Fig 10. Rapid functional recovery of visually evoked behavioural response is not dependent on blue cone generation or regeneration.

Blue cones were ablated in larvae, which were treated with the prodrug metronidazole (MTZ) for 48 hours beginning at 7 dpf, then behaviourally tested immediately following the removal of the prodrug. This treatment was intended to kill any blue cones that were potentially being generated during the 24–48 hours-post-ablation window, which was when behavioural recovery unexpectedly occurred in Fig 9. Dotted line & shading represent the mean ± SE of OMR response at 24 hours post ablation, i.e. is a benchmark of reduced visually mediated behaviour immediately following cone ablation derived from the red shaded bottom left histograms in Fig 9B. Despite this extended treatment of prodrug MTZ that prevented any putative regeneration/addition of blue cones, visually-mediated behaviour fully and rapidly recovered (compare red bar to grey controls, no significant difference) Figure legend as per Fig 9, such that red bars represent fish with blue cones ablated and grey bars represent control treatments. “WT MTZ” are wild type zebrafish receiving the prodrug metronidazole (MTZ) as a control treatment, presented in dark grey bars; “Blue DMSO” in light grey bars are a second control, representing transgenic fish that express nitroreductase for ablation of blue cones that received vehicle control (DMSO) only; “Blue MTZ” in red bars are transgenic fish treated with prodrug MTZ and thus had their Blue cones ablated. n = 9–10 fish per bar for the 48 hour treatment, as detailed in S2 Table that also reports the data prior to the normalization used to generate this Figure.
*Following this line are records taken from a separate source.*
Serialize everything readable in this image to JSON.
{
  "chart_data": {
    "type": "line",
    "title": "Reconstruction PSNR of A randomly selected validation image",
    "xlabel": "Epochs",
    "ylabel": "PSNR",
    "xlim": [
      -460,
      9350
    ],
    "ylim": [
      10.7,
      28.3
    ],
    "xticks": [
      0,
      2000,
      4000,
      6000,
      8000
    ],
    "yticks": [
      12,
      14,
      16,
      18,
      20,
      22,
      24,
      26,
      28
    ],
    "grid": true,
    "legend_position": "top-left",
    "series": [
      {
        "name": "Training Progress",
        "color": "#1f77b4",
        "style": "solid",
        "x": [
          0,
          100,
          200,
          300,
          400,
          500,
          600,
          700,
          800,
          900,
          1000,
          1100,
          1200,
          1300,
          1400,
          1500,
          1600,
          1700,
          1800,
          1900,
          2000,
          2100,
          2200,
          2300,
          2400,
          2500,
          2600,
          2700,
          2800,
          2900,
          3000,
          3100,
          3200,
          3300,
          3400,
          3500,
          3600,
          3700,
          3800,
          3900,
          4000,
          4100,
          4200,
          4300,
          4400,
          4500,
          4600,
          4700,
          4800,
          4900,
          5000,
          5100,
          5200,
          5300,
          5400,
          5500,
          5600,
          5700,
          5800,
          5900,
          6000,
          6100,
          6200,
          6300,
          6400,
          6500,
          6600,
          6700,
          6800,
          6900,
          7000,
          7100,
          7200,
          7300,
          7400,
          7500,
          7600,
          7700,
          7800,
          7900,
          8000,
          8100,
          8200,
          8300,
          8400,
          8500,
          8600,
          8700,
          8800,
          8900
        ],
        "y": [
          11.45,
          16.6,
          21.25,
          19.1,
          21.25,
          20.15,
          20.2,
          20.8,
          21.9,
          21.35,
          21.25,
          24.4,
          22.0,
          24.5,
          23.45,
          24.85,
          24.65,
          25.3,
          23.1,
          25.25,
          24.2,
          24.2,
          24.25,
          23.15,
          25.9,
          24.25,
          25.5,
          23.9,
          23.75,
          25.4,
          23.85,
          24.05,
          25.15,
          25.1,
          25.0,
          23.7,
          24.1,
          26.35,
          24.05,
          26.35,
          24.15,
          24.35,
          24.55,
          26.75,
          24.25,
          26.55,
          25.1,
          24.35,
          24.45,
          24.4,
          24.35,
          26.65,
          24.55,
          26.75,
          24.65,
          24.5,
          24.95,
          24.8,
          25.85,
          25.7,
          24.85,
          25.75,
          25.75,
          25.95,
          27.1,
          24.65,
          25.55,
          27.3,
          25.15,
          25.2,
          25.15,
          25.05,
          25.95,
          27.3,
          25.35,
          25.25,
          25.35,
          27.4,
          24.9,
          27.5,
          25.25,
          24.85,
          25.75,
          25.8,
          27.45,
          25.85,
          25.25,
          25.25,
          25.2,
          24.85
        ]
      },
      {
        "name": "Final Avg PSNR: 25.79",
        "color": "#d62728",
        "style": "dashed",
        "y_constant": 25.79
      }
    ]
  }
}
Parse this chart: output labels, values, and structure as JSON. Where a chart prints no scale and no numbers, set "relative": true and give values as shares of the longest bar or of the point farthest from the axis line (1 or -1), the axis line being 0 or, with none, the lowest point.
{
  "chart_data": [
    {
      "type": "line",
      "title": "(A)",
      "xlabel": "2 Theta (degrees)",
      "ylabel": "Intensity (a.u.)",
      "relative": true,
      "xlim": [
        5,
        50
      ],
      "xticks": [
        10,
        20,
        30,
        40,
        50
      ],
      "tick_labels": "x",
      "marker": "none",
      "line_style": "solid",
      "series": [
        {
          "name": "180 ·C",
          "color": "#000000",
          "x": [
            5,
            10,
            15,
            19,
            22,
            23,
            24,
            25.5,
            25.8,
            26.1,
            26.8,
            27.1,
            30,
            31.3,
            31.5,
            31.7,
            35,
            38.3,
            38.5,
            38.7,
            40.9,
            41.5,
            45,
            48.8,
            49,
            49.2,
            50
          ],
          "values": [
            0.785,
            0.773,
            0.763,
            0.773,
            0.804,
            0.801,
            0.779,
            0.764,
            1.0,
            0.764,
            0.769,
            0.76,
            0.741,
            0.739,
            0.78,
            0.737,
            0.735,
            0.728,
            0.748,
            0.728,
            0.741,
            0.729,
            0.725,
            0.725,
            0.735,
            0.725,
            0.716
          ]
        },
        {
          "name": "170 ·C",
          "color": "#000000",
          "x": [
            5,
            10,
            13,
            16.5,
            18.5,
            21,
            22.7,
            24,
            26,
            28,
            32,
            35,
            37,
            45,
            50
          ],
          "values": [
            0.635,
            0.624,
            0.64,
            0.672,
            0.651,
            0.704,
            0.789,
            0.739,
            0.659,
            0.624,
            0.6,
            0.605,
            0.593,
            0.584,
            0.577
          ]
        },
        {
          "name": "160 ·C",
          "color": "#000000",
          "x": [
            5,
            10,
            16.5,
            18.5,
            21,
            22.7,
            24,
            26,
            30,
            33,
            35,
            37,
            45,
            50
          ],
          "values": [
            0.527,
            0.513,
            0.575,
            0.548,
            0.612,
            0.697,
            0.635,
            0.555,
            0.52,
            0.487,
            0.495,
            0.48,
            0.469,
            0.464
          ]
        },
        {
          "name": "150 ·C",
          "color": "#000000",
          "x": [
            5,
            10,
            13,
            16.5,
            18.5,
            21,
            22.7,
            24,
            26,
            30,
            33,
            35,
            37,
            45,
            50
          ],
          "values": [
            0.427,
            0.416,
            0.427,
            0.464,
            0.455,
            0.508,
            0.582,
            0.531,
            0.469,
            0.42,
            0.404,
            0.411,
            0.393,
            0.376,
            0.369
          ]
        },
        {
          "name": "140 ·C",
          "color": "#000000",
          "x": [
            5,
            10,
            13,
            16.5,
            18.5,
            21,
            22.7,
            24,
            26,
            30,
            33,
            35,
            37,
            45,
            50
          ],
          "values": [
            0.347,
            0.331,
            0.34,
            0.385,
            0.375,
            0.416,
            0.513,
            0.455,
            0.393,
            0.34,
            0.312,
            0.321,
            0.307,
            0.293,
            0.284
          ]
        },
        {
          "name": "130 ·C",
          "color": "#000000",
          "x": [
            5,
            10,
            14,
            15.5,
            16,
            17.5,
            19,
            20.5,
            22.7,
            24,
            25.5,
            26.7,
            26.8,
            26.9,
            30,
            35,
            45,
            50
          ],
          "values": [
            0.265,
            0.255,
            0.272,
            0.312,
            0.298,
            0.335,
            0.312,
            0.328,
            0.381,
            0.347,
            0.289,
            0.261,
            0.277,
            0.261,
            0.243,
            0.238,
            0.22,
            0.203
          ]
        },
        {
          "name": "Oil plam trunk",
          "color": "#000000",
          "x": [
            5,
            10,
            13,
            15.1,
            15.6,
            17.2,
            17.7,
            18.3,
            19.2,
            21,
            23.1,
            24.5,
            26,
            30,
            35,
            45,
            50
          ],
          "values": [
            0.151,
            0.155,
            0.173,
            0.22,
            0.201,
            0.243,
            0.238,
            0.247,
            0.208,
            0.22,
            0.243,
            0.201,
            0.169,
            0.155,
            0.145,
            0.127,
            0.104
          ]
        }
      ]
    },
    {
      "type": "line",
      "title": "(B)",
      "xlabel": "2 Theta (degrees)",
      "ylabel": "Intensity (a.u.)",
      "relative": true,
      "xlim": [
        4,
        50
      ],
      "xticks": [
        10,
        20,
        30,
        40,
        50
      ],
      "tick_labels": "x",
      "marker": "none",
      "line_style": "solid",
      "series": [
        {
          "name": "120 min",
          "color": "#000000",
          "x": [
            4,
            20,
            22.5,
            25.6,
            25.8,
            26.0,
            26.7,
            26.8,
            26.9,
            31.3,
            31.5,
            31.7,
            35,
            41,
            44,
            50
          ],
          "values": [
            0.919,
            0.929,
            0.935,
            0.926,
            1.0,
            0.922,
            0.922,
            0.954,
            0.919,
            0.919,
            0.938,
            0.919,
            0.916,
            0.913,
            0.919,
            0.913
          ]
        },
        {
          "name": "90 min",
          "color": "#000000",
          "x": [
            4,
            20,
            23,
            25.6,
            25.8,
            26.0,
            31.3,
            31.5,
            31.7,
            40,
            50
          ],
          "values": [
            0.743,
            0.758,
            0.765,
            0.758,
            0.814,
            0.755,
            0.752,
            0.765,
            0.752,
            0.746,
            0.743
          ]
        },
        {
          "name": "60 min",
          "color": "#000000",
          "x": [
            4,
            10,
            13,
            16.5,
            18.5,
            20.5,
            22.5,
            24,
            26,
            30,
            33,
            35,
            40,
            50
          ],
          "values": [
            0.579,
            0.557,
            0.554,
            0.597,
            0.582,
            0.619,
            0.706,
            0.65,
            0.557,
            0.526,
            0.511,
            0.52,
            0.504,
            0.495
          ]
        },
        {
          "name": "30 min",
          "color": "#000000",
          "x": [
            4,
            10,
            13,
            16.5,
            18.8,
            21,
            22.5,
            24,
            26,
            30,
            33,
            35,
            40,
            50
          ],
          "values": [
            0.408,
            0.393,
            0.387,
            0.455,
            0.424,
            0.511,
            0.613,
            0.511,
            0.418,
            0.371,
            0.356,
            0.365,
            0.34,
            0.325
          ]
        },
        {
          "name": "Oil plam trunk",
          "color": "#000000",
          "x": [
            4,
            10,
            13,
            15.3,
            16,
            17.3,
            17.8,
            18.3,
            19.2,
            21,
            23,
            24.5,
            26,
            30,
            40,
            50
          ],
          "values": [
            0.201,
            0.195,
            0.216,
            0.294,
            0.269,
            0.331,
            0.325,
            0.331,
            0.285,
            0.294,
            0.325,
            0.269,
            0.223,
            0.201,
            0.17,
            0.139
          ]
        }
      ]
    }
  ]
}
The data are from fish comparable to those in the second set of histograms in Fig 9B, wherein visually-mediated behaviour had returned to control levels 24 hours after cone ablation; here, MTZ was kept on the larvae for an additional 24h (48h total) so that the rapid recovery of vision could be assessed while the addition/regeneration of blue cones was blocked. The recovery of vision to control levels in these conditions demonstrates that addition of blue cones (e.g. via regeneration or proliferation at the CMZ) is not required for the rapid recovery of vision reported in Fig 9B.